The U.S. Census estimates that in 2030, there will be 56 million Baby Boomers still kicking. How to service and respond to the needs of this elderly population, which paid into the Medicare and Social Security system, is one of the great public policy challenges of the age, said Myers, who has presented his findings to federal policy makers.
Myers displayed his own calculations that show that at age 60, people are more likely to sell than buy homes. “Every elderly homeowner is a ticking time bomb—they have to sell eventually,” he said.
The problem is that the younger generation is not big and wealthy or tough enough to buy the existing inventory at full price, which could lead to more deflation in home values. “We need more well-heeled buyers,” he said, adding that one solution to the problem is better education. “People with college degrees pay more for housing.”
The situation is especially acute in states such as Michigan and Ohio, where elderly homeowners are not only selling and moving on, but there aren’t enough younger buyers waiting to buy them.
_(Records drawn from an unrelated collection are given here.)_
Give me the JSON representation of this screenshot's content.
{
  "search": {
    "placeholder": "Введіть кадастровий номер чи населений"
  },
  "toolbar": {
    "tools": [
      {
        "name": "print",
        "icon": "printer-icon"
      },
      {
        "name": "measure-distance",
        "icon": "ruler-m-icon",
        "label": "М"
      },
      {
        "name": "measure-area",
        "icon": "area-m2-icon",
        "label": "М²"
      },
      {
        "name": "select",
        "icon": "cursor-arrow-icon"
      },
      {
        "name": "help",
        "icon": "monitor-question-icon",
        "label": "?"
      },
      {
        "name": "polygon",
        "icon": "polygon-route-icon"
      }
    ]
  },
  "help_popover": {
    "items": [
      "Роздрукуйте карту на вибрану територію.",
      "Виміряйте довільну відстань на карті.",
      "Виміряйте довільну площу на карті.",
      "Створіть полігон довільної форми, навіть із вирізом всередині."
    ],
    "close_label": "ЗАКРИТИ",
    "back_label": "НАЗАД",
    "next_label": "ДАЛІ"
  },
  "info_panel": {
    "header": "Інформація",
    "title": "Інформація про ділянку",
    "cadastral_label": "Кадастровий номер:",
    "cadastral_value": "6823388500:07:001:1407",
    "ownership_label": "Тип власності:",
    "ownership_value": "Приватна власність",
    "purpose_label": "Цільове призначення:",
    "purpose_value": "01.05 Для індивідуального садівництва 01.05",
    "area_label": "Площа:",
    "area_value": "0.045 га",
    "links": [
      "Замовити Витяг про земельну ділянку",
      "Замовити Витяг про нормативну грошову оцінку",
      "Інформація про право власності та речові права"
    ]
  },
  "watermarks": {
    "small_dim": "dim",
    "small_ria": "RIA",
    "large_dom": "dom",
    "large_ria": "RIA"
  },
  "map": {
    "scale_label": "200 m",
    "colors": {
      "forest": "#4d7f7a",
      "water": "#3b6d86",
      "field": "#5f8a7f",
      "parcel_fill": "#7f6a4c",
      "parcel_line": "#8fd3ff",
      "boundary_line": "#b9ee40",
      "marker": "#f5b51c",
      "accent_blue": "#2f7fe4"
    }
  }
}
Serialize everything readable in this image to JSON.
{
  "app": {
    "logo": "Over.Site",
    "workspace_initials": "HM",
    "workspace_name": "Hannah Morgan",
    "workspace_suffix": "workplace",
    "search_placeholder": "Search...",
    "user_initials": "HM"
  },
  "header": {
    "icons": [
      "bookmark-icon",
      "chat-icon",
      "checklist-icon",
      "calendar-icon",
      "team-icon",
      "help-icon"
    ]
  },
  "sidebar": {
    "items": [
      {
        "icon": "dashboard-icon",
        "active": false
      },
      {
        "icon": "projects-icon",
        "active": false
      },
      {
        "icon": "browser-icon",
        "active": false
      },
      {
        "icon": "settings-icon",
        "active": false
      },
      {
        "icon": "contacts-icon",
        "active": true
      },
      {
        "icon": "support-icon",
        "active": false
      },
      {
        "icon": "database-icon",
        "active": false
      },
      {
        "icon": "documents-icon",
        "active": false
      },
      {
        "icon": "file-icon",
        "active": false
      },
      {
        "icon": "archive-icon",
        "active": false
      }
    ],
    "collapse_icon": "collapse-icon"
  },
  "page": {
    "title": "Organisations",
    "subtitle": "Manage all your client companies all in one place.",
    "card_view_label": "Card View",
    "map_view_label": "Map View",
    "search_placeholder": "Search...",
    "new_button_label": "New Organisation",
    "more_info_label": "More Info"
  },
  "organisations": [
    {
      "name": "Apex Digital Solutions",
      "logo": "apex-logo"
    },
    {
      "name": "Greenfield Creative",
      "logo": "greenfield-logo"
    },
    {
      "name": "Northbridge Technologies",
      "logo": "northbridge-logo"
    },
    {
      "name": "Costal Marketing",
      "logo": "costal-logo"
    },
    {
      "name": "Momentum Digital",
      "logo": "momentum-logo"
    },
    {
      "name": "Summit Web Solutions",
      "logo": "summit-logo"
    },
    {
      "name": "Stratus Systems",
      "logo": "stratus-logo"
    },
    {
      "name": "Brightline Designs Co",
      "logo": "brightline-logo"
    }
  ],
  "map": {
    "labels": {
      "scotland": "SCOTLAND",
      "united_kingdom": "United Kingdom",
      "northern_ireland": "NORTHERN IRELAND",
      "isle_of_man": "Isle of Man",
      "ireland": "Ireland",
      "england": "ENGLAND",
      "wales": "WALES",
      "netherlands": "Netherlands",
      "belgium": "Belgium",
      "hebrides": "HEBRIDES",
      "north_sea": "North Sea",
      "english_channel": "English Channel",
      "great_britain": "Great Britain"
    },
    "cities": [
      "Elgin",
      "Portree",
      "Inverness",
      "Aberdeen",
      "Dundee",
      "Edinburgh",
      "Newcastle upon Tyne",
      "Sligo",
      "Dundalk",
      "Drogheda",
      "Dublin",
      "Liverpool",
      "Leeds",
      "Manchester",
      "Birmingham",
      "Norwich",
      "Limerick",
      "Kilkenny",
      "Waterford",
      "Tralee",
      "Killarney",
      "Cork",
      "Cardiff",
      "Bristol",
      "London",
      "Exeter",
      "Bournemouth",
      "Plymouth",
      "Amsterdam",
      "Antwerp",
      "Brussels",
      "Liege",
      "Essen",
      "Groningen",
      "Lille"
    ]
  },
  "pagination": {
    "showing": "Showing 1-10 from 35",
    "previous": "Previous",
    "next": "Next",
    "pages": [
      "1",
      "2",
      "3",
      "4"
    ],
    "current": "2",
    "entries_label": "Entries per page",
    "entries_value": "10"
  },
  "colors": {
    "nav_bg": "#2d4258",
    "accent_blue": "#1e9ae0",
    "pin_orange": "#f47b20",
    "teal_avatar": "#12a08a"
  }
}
It’s less troublesome in the West and South, where the older population is still buying homes.
Myers suggested that, going forward, density will be the rule of the game. The apartment market will have both demographic demand and postponed buyers feeding its needs. And he showed the results of a National Association of Home Builders survey that indicates Boomers are more likely than other groups to settle for town homes in the future.
In response to an audience question, Meyers said it’s not clear how long people will delay retirement due to a drop-off in the value of their retirement accounts. Noting that this trend actually started in 1990, he predicted that people may work on average another three years to make up for the shortfall. “But no one has done a formal study,” he added.